Oh well. “Hello, Horizon? …..” 😎
 
It is definitely closer for many folks than South FL or the Keys. Florida is a LONG state. Even though I'm in state, I'm every bit of 9-10 hours from Destin/Pensacola. I can get to Pompano Beach in 2 hrs, Key Largo in 3 hrs and Key West in 6 hrs. When I want a "big boy wreck dive", I can hit the deeper wrecks off of Pompano, or the SG or the Vandenberg. I can't see myself driving up to the panhandle to dive the SSUS, although it does have the potential to be a very cool dive!

You'd think in Tampa I have it made to scoot up to the Panhandle.

I planned three dives to the Oriskany with some heavyweights in the dive industry and all three times we were weathered out.
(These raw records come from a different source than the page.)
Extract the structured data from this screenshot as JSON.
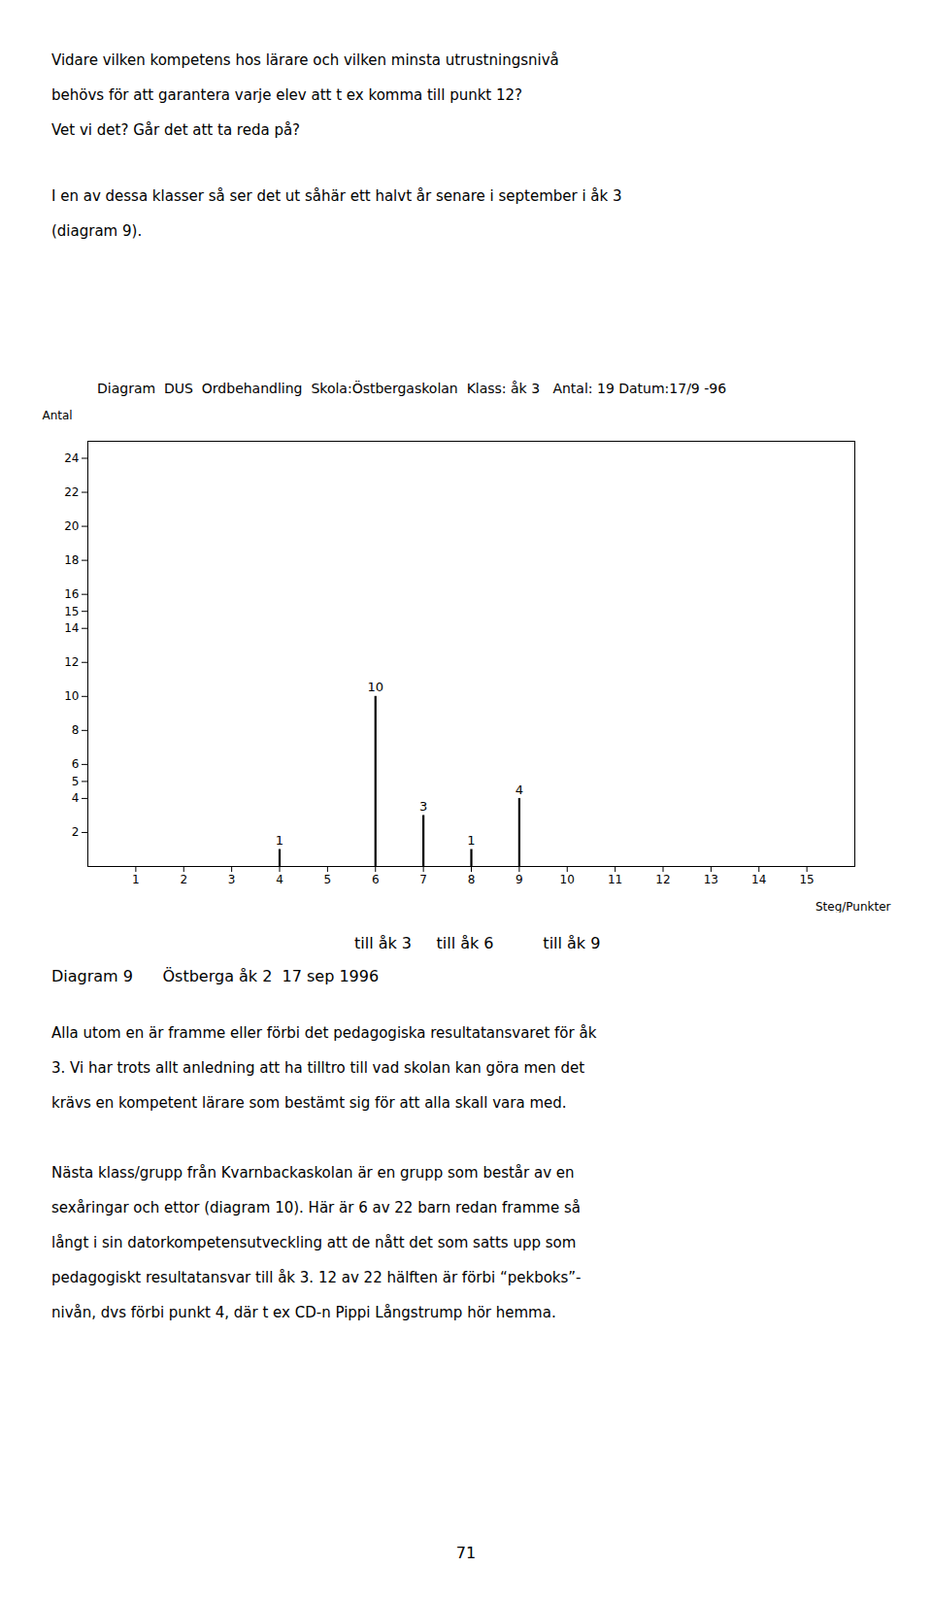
{
  "page_text_top": [
    "Vidare vilken kompetens hos lärare och vilken minsta utrustningsnivå",
    "behövs för att garantera varje elev att t ex komma till punkt 12?",
    "Vet vi det? Går det att ta reda på?"
  ],
  "page_text_mid": [
    "I en av dessa klasser så ser det ut såhär ett halvt år senare i september i åk 3",
    "(diagram 9)."
  ],
  "chart_data": {
    "type": "bar",
    "title": "Diagram  DUS  Ordbehandling  Skola:Östbergaskolan  Klass: åk 3   Antal: 19 Datum:17/9 -96",
    "ylabel": "Antal",
    "xlabel": "Steg/Punkter",
    "x": [
      4,
      6,
      7,
      8,
      9
    ],
    "values": [
      1,
      10,
      3,
      1,
      4
    ],
    "data_labels": true,
    "color": "#000000",
    "xlim": [
      0,
      16
    ],
    "xticks": [
      1,
      2,
      3,
      4,
      5,
      6,
      7,
      8,
      9,
      10,
      11,
      12,
      13,
      14,
      15
    ],
    "ylim": [
      0,
      25
    ],
    "yticks": [
      2,
      4,
      5,
      6,
      8,
      10,
      12,
      14,
      15,
      16,
      18,
      20,
      22,
      24
    ],
    "grid": false,
    "annotations": [
      "till åk 3     till åk 6          till åk 9",
      "Diagram 9      Östberga åk 2  17 sep 1996"
    ]
  },
  "page_text_bottom": [
    [
      "Alla utom en är framme eller förbi det pedagogiska resultatansvaret för åk",
      "3. Vi har trots allt anledning att ha tilltro till vad skolan kan göra men det",
      "krävs en kompetent lärare som bestämt sig för att alla skall vara med."
    ],
    [
      "Nästa klass/grupp från Kvarnbackaskolan är en grupp som består av en",
      "sexåringar och ettor (diagram 10). Här är 6 av 22 barn redan framme så",
      "långt i sin datorkompetensutveckling att de nått det som satts upp som",
      "pedagogiskt resultatansvar till åk 3. 12 av 22 hälften är förbi “pekboks”-",
      "nivån, dvs förbi punkt 4, där t ex CD-n Pippi Långstrump hör hemma."
    ]
  ],
  "page_number": "71"
}
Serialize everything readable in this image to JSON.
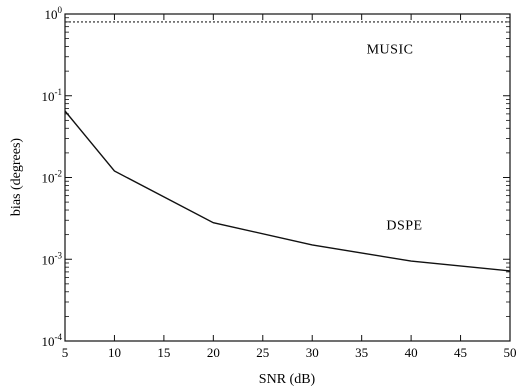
{
  "chart_data": {
    "type": "line",
    "title": "",
    "xlabel": "SNR (dB)",
    "ylabel": "bias (degrees)",
    "xlim": [
      5,
      50
    ],
    "ylim": [
      0.0001,
      1
    ],
    "yscale": "log",
    "grid": false,
    "x_ticks": [
      5,
      10,
      15,
      20,
      25,
      30,
      35,
      40,
      45,
      50
    ],
    "x_tick_labels": [
      "5",
      "10",
      "15",
      "20",
      "25",
      "30",
      "35",
      "40",
      "45",
      "50"
    ],
    "y_ticks": [
      {
        "value": 1,
        "base": "10",
        "exp": "0"
      },
      {
        "value": 0.1,
        "base": "10",
        "exp": "-1"
      },
      {
        "value": 0.01,
        "base": "10",
        "exp": "-2"
      },
      {
        "value": 0.001,
        "base": "10",
        "exp": "-3"
      },
      {
        "value": 0.0001,
        "base": "10",
        "exp": "-4"
      }
    ],
    "series": [
      {
        "name": "MUSIC",
        "style": "dotted",
        "color": "#222222",
        "x": [
          5,
          10,
          20,
          30,
          40,
          50
        ],
        "y": [
          0.8,
          0.8,
          0.8,
          0.8,
          0.8,
          0.8
        ]
      },
      {
        "name": "DSPE",
        "style": "solid",
        "color": "#111111",
        "x": [
          5,
          10,
          20,
          30,
          40,
          50
        ],
        "y": [
          0.065,
          0.012,
          0.0028,
          0.0015,
          0.00095,
          0.00072
        ]
      }
    ],
    "annotations": [
      {
        "text": "MUSIC",
        "x": 35.5,
        "y": 0.33
      },
      {
        "text": "DSPE",
        "x": 37.5,
        "y": 0.0023
      }
    ]
  }
}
I can get on the Hydro Atlantic with Trimix and knock out a first class, technical wreck dive with DPV without any drama and be back home in Tampa to grill steaks in the evening.

Pensacola and the Orsikany? Not so much.
 
All the time and money invested in this new wreck would have been better spent on sinking a few smaller wrecks that could have been placed closer to shore thus mitigating most of the problems mentioned on this thread.

Even better would be to sink them in line with the currents and create a wreck trek as was done elsewhere.

The inconvenient location in the panhandle, the long expensive boat ride and high possibility of getting canceled keeps it off my bucket list and it's fair to say my opinion is shared by countless divers.
 
I think I’m getting the point. This is nothing like the convenience of the keys and $38 a tank. I heard it’s like a 2 hr ride to get that far? I had no idea. What a bummer. A waste of a good ship, really.